There are two main LH slurs found in this piece: single slurs off a barre (which are challenging for the
little finger), and double slurs on open strings—which require accuracy. Micro Study 4, broken into two sections, is aimed at improving both techniques. The first is an adoption of an idea for strengthening the LH fingers which Brouwer shared in a master class. Aim to slur cleanly while maintaining a barre chord. The second idea, based on bars 68–69, is for practicing the double hammer-ons and pull-offs. Aim for striking the strings accurately, fingers together, with a solid tone. Practice the pull-offs—technically a pull down movement—in one fluid motion together. Again, chunking the actions into sections will help. Concentrate on the harmonization of the LH fingers first, then synchronize the pull-offs. Bear in mind that a certain level of left and right coordination will be required to get it zinging at speed.
The musical language that Brouwer utilizes in this piece is full of colorful aural clashes—the opening 9th interval, the prevalent flatted 5th interval, etc. Each is used across Danza to great effect. Brouwer also cleverly employs two diminished 5th diads as a maj7 b5 sus4 chord, chromatically up the fretboard (bars 33–35 and 49–52), with the first cell of the conga rhythm. This is the start of the language that Brouwer would develop further during his avant-garde era and beyond. The ending is Brouwer manipulating time (bar 102 onwards), so mark the rests carefully. And he finally closes with what must be a joke, a clichéd V-i.

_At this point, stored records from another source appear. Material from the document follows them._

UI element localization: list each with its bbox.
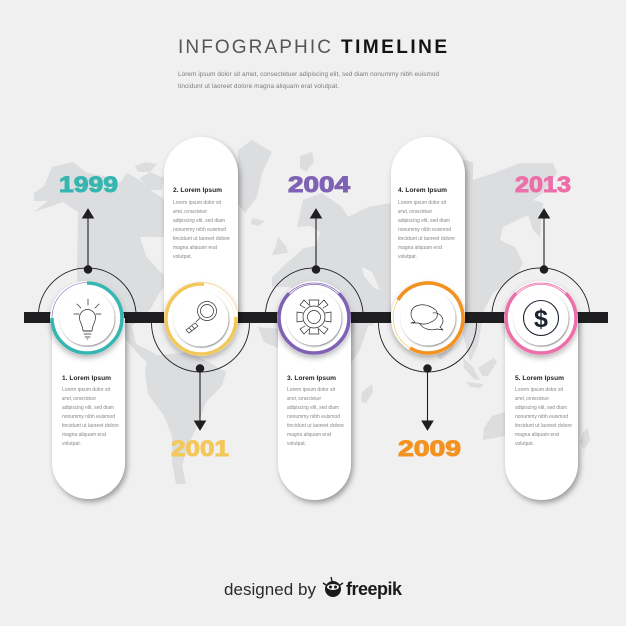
timeline bar bbox=[24, 312, 608, 323]
title bbox=[178, 37, 447, 58]
icon: dollar: $ bbox=[534, 305, 548, 333]
panel: step 1: magna aliquam erat bbox=[62, 432, 106, 438]
panel: step 3: Lorem ipsum dolor sit bbox=[287, 387, 335, 393]
connector arc and arrow: 2013 bbox=[492, 209, 590, 312]
panel: step 3: 3. Lorem Ipsum bbox=[287, 375, 336, 382]
connector arc and arrow: 2009 bbox=[378, 323, 476, 430]
panel: step 2: tincidunt ut laoreet dolore bbox=[173, 236, 230, 242]
icon: magnifier bbox=[186, 302, 216, 333]
title: TIMELINE bbox=[341, 37, 447, 58]
panel: step 3: tincidunt ut laoreet dolore bbox=[287, 423, 344, 429]
connector arc and arrow: 2004 bbox=[266, 209, 363, 312]
connector arc and arrow: 1999 bbox=[38, 209, 136, 312]
panel: step 1: volutpat. bbox=[62, 441, 81, 447]
panel: step 3: adipiscing elit, sed diam bbox=[287, 405, 339, 411]
panel: step 4: amet, consectetuer bbox=[398, 209, 432, 215]
node 2: magnifier bbox=[164, 282, 238, 356]
panel: step 3: volutpat. bbox=[287, 441, 306, 447]
intro text bbox=[178, 71, 439, 90]
credit: designed by freepik bbox=[224, 577, 403, 599]
panel: step 5: volutpat. bbox=[515, 441, 534, 447]
panel: step 2: magna aliquam erat bbox=[173, 245, 217, 251]
panel: step 1: nonummy nibh euismod bbox=[62, 414, 115, 420]
panel: step 3: magna aliquam erat bbox=[287, 432, 331, 438]
node 4: speech bubbles bbox=[391, 281, 465, 355]
node 1: lightbulb bbox=[50, 281, 124, 355]
icon: gear bbox=[297, 300, 331, 334]
panel: step 3 bbox=[278, 318, 351, 500]
connector arc and arrow: 2001 bbox=[152, 323, 250, 430]
node 3: gear bbox=[277, 281, 351, 355]
intro text: Lorem ipsum dolor sit amet, consectetuer adipiscing elit, sed diam nonummy nibh euismod bbox=[178, 71, 439, 78]
panel: step 3: amet, consectetuer bbox=[287, 396, 321, 402]
panel: step 5: Lorem ipsum dolor sit bbox=[515, 387, 563, 393]
icon: lightbulb bbox=[74, 299, 101, 339]
panel: step 5: amet, consectetuer bbox=[515, 396, 549, 402]
panel: step 2: nonummy nibh euismod bbox=[173, 227, 226, 233]
panel: step 2: amet, consectetuer bbox=[173, 209, 207, 215]
credit: designed by freepik: designed by bbox=[224, 580, 316, 599]
year 2001: 2001 bbox=[171, 436, 229, 461]
panel: step 2: volutpat. bbox=[173, 254, 192, 260]
panel: step 5: tincidunt ut laoreet dolore bbox=[515, 423, 572, 429]
panel: step 2: adipiscing elit, sed diam bbox=[173, 218, 225, 224]
panel: step 5 bbox=[505, 318, 578, 500]
panel: step 4: adipiscing elit, sed diam bbox=[398, 218, 450, 224]
title: INFOGRAPHIC bbox=[178, 37, 331, 58]
icon: freepik mascot bbox=[323, 577, 343, 597]
intro text: tincidunt ut laoreet dolore magna aliquam erat volutpat. bbox=[178, 83, 339, 90]
panel: step 2: 2. Lorem Ipsum bbox=[173, 187, 222, 194]
year 2009: 2009 bbox=[398, 436, 461, 461]
panel: step 1 bbox=[52, 318, 125, 499]
panel: step 4: nonummy nibh euismod bbox=[398, 227, 451, 233]
world map bbox=[34, 140, 590, 484]
panel: step 5: adipiscing elit, sed diam bbox=[515, 405, 567, 411]
panel: step 3: nonummy nibh euismod bbox=[287, 414, 340, 420]
year 1999: 1999 bbox=[59, 172, 118, 197]
panel: step 2 bbox=[164, 137, 238, 320]
panel: step 1: 1. Lorem Ipsum bbox=[62, 375, 111, 382]
panel: step 4: 4. Lorem Ipsum bbox=[398, 187, 447, 194]
panel: step 1: Lorem ipsum dolor sit bbox=[62, 387, 110, 393]
year 2004: 2004 bbox=[288, 172, 351, 197]
panel: step 4: magna aliquam erat bbox=[398, 245, 442, 251]
panel: step 5: nonummy nibh euismod bbox=[515, 414, 568, 420]
panel: step 5: magna aliquam erat bbox=[515, 432, 559, 438]
panel: step 5: 5. Lorem Ipsum bbox=[515, 375, 564, 382]
panel: step 2: Lorem ipsum dolor sit bbox=[173, 200, 221, 206]
panel: step 4: tincidunt ut laoreet dolore bbox=[398, 236, 455, 242]
panel: step 4 bbox=[391, 137, 465, 320]
node 5: dollar bbox=[504, 281, 578, 355]
panel: step 1: amet, consectetuer bbox=[62, 396, 96, 402]
panel: step 1: tincidunt ut laoreet dolore bbox=[62, 423, 119, 429]
panel: step 4: volutpat. bbox=[398, 254, 417, 260]
credit: designed by freepik: freepik bbox=[346, 579, 403, 599]
panel: step 1: adipiscing elit, sed diam bbox=[62, 405, 114, 411]
year 2013: 2013 bbox=[515, 172, 571, 197]
icon: speech bubbles bbox=[411, 305, 443, 330]
panel: step 4: Lorem ipsum dolor sit bbox=[398, 200, 446, 206]
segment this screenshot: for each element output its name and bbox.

Composing, for Brouwer, is sometimes analogous to filmmaking: It is possible to zoom in on subjects, pan across them, or slow down and alter scenes. And Danza Caracteristica is an excellent piece with which to come to grips with his unique language. From the Cuban tresillo bass syncopation to the cinquillo cell, from binary ideas to a popular (humorous) song—all are part of Brouwer’s Afro-Cuban-style traits.